Millions of Americans unable to see in 3-D but help is available in the form of optometric vision therapy
Is 3-D technology the way of the future? It seems as though it’s being offered to consumers more and more in the form of blockbuster films, 3-D televisions, 3D computer games and even in the classroom to improve learning.
Since 3-D technology is all the rage, the MommyTech Summit at the upcoming Consumer Electronics Show will be discussing the pros and cons of 3D movies, televisions, video-games and as an educational tool in the classroom. “3-D Moms” will be one of the agenda topics during the conference on Saturday, January 8, 2011 beginning at 10:15 a.m. in room N260 of the Las Vegas Convention Center. Dr. Dominick Maino is an American Optometric Association 3-D expert and a professor of pediatrics/binocular vision at the Illinois College of Optometry’s Illinois Eye Institute. Dr. Maino will be participating in a panel discussion to talk about 3-D Vision Syndrome and why some children and adults are unable to see in 3-D, as well as what steps can be taken to fix the problem.
“According to the American Optometric Association, anywhere from three to nine million people have problems with binocular vision prohibiting them from watching 3-D TV and movies,” said Dr. Maino. “Children are at higher risk for having undetected binocular vision problems because most only receive a simple vision screening that doesn’t check for problems that interfere with 3-D viewing. Instead, children should visit their local optometrist to receive a comprehensive eye examination.”

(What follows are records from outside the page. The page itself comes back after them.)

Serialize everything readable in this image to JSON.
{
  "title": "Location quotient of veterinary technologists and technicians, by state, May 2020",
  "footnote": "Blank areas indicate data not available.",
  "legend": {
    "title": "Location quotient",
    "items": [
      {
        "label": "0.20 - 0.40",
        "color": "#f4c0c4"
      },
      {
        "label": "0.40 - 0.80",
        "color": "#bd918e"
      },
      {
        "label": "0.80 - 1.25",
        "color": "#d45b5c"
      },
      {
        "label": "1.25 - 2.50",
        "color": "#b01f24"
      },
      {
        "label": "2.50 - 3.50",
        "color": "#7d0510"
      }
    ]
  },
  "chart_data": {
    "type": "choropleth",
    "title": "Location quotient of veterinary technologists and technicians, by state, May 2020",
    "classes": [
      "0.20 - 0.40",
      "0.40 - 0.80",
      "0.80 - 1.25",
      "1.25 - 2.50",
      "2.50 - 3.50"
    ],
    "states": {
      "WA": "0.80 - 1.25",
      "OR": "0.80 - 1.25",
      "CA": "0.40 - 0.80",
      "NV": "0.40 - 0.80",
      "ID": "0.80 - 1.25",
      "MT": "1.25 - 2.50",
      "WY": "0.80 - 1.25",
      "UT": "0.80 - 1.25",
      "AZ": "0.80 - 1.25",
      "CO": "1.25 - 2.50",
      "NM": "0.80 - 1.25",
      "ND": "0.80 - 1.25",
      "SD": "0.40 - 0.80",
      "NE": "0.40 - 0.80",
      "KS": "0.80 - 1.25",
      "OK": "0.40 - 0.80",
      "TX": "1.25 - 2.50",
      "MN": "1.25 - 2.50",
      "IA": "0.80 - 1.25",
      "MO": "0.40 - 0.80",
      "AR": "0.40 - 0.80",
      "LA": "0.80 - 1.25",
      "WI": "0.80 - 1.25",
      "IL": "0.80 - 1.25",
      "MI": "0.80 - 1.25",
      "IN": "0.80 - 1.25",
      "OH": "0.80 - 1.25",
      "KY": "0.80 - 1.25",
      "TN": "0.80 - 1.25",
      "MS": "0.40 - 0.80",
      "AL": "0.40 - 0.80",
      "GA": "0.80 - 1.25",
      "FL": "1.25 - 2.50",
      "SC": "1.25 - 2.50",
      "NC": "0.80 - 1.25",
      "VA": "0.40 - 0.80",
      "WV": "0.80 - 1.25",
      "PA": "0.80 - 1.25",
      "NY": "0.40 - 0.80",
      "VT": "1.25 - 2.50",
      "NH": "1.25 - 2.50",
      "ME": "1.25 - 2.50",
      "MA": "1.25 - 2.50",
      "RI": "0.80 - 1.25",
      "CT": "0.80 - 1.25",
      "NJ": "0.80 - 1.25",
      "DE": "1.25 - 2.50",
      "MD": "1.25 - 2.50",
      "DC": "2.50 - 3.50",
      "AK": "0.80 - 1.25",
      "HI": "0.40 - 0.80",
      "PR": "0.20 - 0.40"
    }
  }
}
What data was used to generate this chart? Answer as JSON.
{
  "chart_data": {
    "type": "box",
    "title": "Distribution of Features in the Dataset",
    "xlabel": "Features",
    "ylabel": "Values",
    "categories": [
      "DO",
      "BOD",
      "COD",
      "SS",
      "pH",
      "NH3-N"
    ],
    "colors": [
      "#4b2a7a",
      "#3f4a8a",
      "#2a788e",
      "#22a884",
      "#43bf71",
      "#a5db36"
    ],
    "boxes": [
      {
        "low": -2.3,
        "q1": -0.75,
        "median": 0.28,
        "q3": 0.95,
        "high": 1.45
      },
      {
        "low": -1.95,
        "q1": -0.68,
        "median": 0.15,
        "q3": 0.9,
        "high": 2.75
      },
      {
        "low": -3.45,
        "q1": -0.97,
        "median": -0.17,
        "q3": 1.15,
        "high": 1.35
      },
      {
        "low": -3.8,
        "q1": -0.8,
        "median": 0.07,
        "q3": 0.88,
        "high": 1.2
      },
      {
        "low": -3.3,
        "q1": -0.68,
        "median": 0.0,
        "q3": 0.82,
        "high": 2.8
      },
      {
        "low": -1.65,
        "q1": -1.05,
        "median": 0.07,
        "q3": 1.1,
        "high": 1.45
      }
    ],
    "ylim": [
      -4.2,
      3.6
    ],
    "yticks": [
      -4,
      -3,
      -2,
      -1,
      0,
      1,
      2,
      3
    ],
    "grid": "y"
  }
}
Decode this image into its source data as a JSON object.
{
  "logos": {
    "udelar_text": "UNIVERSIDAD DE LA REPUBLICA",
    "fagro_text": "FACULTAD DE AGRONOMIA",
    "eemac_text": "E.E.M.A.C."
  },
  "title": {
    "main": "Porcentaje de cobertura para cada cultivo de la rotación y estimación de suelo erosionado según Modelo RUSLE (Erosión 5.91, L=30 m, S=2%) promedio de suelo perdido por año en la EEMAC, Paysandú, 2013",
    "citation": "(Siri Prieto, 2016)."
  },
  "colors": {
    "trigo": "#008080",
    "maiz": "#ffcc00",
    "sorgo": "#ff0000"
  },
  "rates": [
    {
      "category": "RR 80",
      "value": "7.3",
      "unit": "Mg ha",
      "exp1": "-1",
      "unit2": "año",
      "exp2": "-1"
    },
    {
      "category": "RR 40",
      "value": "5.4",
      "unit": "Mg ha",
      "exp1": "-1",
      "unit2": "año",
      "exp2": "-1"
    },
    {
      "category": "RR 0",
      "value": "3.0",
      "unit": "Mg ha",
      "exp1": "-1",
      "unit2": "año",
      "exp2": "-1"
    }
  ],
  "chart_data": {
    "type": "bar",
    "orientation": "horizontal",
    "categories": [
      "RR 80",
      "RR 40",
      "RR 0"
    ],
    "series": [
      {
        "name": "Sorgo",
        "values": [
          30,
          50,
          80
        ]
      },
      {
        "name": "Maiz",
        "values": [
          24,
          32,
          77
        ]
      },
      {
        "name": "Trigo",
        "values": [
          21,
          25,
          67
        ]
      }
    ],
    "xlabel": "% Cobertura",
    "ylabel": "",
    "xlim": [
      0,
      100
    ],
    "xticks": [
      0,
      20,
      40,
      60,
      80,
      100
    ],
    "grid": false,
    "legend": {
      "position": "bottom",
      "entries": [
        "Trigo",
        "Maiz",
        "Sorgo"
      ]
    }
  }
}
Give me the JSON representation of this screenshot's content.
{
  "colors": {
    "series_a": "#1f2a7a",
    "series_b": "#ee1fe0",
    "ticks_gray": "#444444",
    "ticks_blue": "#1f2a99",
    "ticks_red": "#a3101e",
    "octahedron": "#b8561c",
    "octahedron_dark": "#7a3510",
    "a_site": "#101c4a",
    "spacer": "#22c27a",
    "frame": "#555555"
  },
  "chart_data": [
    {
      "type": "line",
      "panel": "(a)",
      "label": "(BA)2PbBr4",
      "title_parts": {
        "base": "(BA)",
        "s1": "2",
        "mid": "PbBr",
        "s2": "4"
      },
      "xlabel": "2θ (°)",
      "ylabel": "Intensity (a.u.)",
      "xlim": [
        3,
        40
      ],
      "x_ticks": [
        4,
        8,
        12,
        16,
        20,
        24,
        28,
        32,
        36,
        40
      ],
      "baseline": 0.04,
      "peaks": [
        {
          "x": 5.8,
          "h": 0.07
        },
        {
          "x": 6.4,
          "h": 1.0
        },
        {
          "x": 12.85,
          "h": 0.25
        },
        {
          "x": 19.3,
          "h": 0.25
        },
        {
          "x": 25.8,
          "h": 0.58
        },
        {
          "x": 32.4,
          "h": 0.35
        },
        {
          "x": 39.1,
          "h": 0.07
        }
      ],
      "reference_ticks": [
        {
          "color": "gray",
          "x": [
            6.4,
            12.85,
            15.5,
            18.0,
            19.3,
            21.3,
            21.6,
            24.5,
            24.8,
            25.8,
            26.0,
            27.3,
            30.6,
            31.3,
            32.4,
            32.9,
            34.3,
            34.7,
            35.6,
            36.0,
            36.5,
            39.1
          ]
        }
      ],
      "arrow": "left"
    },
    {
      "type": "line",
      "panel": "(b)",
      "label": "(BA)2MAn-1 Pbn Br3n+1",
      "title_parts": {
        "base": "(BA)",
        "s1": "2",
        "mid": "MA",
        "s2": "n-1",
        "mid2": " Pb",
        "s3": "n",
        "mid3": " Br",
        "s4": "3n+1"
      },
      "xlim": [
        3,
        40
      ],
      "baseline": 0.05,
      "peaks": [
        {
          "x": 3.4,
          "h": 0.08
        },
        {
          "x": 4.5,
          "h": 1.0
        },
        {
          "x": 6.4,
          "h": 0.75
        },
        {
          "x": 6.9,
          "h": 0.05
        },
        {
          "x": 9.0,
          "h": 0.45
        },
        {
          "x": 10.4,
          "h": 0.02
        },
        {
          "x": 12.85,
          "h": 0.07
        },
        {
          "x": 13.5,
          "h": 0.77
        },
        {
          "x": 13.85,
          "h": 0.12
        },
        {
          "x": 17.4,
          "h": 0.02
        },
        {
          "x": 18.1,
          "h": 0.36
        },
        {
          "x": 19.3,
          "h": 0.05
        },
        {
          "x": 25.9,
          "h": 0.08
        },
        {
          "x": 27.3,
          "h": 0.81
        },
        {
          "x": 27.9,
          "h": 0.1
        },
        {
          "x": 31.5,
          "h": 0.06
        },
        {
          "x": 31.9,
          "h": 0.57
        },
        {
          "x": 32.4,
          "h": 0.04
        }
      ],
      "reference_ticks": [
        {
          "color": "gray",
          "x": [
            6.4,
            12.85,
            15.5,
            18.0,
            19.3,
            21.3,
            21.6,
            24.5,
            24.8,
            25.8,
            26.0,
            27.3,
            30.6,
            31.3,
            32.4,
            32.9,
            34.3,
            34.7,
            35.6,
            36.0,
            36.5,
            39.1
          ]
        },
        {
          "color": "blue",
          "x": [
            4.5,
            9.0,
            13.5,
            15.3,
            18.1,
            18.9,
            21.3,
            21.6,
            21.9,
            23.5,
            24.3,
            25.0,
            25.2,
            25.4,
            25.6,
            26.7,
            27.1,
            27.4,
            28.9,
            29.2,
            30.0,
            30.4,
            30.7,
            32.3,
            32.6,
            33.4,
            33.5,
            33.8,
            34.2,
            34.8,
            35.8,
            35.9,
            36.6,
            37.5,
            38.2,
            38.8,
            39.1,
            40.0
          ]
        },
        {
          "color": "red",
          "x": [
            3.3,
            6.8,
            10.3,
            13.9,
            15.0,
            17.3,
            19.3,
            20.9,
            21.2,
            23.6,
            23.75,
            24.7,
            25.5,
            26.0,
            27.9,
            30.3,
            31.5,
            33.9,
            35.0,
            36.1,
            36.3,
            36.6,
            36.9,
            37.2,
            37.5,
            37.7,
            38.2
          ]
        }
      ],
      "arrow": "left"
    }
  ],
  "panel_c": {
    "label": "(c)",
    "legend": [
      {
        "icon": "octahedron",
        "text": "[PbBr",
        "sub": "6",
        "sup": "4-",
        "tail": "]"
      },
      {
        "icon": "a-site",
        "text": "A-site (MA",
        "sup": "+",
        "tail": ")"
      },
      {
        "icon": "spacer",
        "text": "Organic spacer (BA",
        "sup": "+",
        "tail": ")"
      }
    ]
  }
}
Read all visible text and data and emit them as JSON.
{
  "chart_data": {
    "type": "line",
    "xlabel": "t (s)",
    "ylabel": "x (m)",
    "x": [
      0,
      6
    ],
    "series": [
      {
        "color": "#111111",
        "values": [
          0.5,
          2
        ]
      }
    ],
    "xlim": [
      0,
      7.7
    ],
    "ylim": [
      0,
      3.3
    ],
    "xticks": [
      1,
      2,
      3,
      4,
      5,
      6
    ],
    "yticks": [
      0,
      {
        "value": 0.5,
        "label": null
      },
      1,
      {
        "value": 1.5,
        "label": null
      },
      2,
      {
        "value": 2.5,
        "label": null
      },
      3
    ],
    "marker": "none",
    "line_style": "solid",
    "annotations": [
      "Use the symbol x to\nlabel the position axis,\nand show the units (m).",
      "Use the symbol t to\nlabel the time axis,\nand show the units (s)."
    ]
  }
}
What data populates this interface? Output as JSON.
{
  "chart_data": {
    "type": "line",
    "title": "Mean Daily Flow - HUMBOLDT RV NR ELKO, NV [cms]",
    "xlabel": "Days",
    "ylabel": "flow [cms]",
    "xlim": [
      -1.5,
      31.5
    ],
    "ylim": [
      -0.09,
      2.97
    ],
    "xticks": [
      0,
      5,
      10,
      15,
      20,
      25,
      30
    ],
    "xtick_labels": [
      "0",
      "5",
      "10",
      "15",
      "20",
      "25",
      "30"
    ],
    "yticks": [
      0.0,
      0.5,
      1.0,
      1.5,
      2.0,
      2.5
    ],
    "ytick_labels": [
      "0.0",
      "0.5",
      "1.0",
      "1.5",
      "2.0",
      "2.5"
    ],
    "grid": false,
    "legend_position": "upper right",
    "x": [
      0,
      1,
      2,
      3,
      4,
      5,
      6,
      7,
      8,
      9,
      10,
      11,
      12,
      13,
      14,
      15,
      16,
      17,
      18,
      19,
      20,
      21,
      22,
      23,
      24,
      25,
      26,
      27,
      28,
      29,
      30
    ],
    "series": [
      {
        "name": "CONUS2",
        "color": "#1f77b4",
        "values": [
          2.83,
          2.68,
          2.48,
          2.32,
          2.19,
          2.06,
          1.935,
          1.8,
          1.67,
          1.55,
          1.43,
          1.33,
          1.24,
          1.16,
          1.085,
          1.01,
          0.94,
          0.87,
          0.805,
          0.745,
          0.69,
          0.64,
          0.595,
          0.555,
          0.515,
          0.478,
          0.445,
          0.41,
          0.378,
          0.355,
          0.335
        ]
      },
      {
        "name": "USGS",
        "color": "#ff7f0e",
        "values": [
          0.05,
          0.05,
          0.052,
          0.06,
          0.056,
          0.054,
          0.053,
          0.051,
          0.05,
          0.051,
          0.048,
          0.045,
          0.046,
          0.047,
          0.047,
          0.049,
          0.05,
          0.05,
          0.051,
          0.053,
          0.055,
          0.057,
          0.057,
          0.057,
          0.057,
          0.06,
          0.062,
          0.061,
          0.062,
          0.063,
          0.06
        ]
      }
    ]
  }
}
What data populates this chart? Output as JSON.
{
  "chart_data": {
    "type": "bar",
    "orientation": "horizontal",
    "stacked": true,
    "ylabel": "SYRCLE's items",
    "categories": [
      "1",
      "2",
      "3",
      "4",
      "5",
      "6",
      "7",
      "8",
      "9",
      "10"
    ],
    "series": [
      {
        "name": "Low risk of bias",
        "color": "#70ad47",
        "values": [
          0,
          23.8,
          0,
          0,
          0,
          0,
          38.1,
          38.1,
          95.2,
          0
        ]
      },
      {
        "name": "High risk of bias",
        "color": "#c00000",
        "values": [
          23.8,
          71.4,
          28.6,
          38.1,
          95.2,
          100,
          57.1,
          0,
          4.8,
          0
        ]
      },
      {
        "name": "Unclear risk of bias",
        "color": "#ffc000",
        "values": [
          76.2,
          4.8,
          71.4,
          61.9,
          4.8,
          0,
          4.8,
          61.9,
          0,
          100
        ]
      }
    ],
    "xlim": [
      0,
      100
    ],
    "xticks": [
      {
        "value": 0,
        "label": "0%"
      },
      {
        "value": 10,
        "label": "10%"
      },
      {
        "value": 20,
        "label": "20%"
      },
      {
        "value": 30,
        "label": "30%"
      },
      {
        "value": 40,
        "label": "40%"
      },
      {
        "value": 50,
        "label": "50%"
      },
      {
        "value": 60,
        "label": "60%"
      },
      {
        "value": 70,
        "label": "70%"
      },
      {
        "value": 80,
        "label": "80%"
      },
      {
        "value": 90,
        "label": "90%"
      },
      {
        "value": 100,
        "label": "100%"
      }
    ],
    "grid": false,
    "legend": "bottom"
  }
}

Binocular vision is the ability to align and focus both eyes accurately on an object and then combine the visual images from each eye into a single, clear three dimensional perception. A problem comes from fatigue that occurs when 3-D technology forces the eyes to make adjustments to focus simultaneously on images that are near and far away.
Symptoms indicating a potential problem viewing images in 3-D can vary, but some common symptoms include headaches, blurred vision, nausea and dizziness.
“The good news for those who experience discomfort associated with 3-D viewing is that there’s treatment that corrects most of the problems that interfere with using 3-D content,” said Dr. Maino. “As the industry expands its 3-D technology offerings, it’s important that adults and children have their vision checked to ensure they are able to enjoy it as much as possible; and if they have difficulties, they should see their doctor of optometry.”
Studies have shown that optometric vision therapy can help alleviate common problems associated with 3-D viewing and make the experience of using the technology more enjoyable. Optometric vision therapy is a sequence of therapeutic procedures individually prescribed and monitored by an optometrist to develop efficient visual skills and processing. Following a comprehensive eye examination, the optometrist may prescribe vision therapy if the results of the exam indicate a need, and if it is determined an appropriate treatment option for the patient. A vision therapy program is based on the results of standardized tests, the needs of the patient, and the patient’s signs and symptoms. Optometric vision therapy re-educates the brain to achieve single, clear, comfortable, two-eyed vision that improves eye coordination, focusing and eye movement, ultimately enhancing the 3-D viewing experience.
The AOA recommends seeing a doctor of optometry for further evaluation if consumers answer yes to any of the following questions:
– Is the 3-D viewing experience not as vivid as it is for others watching the same picture?
– Do you experience eyestrain or headaches during or after viewing?
– Do you feel nauseous or dizzy during or after viewing?
– Are you more comfortable viewing 2-D TV or movies instead of 3-D TV/movies?
– Is it difficult for your eyes to adjust back to normal after watching 3-D TV/movies?
The AOA also recommends visiting a doctor of optometry on an annual basis for comprehensive eye exams to help ensure healthy vision overall.